GDPR & Privacy
The controller for the data processing activities carried out through www.sastipen.ro is the SASTIPEN Association – Roma Center for Health Policies, headquartered in Bucharest, Str. Triunghiului nr. 40, email office@sastipen.ro, telephone 0214560321. This policy applies to data submitted through the contact form, the discrimination reporting form, the reporting form for Roma health mediators, and other interactions initiated through the website.
Depending on the form used, we may process identification and contact data, information about the institution or community involved, the content of the report, descriptions of incidents, details of measures already taken, and possible supporting evidence. In reports concerning access to health services or discrimination, users may also submit special categories of data within the meaning of Article 9 GDPR, such as health data, elements that may reveal ethnic origin, or other sensitive information included by the person completing the form.
We process data in order to answer requests, assess reports, document reported cases, provide guidance or support, and, where appropriate, prepare institutional or legal steps requested by the data subject. For messages sent through the general contact form, the main legal basis is the legitimate interest of the organization to respond to communications received, under Article 6(1)(f) GDPR. For forms involving sensitive data or an express request for intervention, the legal basis is the explicit consent provided through the form, under Article 6(1)(a) and Article 9(2)(a) GDPR; where the information is necessary for the establishment, exercise, or defence of legal claims, processing may also continue to the extent permitted by Article 9(2)(f) GDPR and applicable Romanian law, including Law No. 190/2018.
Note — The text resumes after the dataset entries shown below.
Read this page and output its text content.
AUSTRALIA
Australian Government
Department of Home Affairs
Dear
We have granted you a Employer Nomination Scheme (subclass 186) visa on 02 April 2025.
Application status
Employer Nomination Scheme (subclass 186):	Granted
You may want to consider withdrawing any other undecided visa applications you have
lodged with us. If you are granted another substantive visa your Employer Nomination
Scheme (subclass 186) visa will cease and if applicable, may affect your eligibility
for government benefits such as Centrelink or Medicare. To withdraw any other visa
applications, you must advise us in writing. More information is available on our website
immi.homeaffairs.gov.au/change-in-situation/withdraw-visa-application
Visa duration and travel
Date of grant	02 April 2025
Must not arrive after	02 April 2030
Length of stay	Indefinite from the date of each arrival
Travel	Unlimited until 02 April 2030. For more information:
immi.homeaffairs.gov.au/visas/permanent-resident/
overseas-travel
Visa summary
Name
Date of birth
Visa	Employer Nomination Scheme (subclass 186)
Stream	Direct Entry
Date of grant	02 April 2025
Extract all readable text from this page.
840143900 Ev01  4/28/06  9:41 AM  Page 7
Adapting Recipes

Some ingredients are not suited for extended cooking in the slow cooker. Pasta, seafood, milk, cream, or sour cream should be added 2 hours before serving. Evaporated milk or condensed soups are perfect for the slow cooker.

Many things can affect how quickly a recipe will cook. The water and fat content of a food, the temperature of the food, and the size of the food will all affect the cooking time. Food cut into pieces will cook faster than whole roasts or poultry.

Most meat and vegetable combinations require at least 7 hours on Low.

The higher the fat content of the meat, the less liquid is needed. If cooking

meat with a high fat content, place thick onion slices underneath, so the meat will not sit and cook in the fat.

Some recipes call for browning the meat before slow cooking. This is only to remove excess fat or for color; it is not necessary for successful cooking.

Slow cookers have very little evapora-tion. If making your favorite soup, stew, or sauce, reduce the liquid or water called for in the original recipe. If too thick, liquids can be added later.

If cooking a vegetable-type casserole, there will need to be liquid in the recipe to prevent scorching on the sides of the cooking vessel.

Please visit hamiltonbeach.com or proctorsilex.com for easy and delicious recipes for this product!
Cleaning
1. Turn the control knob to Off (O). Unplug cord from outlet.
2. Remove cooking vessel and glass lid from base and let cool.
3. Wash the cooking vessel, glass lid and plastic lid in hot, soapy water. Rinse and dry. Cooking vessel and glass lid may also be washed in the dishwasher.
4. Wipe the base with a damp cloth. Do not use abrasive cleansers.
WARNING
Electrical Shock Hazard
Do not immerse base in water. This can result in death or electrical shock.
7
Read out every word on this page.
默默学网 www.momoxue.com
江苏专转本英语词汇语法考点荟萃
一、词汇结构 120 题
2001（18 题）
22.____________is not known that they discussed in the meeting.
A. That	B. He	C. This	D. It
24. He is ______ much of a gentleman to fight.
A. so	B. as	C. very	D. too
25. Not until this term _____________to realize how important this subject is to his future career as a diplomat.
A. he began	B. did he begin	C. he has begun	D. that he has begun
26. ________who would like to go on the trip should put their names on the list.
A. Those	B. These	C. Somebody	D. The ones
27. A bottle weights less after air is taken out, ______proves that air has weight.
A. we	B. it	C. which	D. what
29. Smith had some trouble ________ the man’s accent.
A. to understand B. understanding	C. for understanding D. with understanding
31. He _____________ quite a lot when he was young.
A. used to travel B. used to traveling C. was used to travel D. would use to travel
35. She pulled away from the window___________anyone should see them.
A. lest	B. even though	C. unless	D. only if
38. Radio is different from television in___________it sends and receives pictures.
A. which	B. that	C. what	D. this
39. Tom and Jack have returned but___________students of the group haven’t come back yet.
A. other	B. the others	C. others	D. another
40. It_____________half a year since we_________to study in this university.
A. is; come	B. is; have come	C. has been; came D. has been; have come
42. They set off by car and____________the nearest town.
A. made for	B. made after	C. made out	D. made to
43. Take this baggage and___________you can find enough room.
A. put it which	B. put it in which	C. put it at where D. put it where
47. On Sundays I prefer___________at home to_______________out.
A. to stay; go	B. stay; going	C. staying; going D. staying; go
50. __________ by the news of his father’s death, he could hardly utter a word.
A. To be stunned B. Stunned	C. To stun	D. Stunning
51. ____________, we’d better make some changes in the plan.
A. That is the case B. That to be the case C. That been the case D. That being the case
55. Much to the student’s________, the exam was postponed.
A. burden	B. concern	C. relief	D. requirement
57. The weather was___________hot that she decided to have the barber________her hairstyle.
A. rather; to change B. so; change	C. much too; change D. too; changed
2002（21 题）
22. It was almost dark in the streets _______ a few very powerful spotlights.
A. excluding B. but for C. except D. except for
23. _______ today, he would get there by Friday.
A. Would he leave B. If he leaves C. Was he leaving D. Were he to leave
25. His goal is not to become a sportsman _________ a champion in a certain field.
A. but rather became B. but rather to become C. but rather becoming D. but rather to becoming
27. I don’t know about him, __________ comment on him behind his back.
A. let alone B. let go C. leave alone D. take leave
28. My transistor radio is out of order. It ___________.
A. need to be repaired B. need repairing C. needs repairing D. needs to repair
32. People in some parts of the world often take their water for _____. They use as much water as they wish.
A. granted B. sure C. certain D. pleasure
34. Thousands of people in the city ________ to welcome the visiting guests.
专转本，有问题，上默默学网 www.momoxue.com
Access to data is limited to authorized SASTIPEN staff and collaborators on a need-to-know basis. We may use technical providers for hosting, IT maintenance, email, or web infrastructure, acting as processors. We may disclose data to relevant authorities, institutions, or partners only when necessary for handling the case, when requested by the data subject, or when required by law. If, exceptionally, a provider involves transfers outside the European Economic Area, we rely on appropriate safeguards recognized by GDPR, such as standard contractual clauses or another applicable legal mechanism.
We keep data only for as long as necessary for the purpose for which it was collected. General contact messages are stored for the time needed to reply and for a reasonable follow-up period. Reports and case submissions are stored for the duration of the assessment and intervention and afterwards according to internal archiving criteria, legal obligations, and applicable limitation periods. We apply reasonable technical and organizational measures designed to limit access, prevent unauthorized disclosure, and reduce the risk of loss, alteration, or misuse.
Data subjects have the right to information, access, rectification, erasure, restriction of processing, data portability, objection, and the right to withdraw consent at any time, without affecting the lawfulness of processing carried out before withdrawal. These rights may be exercised by contacting office@sastipen.ro. Data subjects also have the right to lodge a complaint with the Romanian supervisory authority, the National Supervisory Authority for Personal Data Processing (ANSPDCP), available at www.dataprotection.ro, and to seek a judicial remedy.
Because the reporting forms may contain sensitive information, please submit only the data strictly necessary for assessing the case and avoid excessive information about third parties. If you report a case on behalf of another person, you should have a legitimate basis to provide that information or anonymize the data where identification is not necessary. SASTIPEN may request clarifications, may limit the use of excessive information, and may anonymize data where this is possible and compatible with the purpose of the report.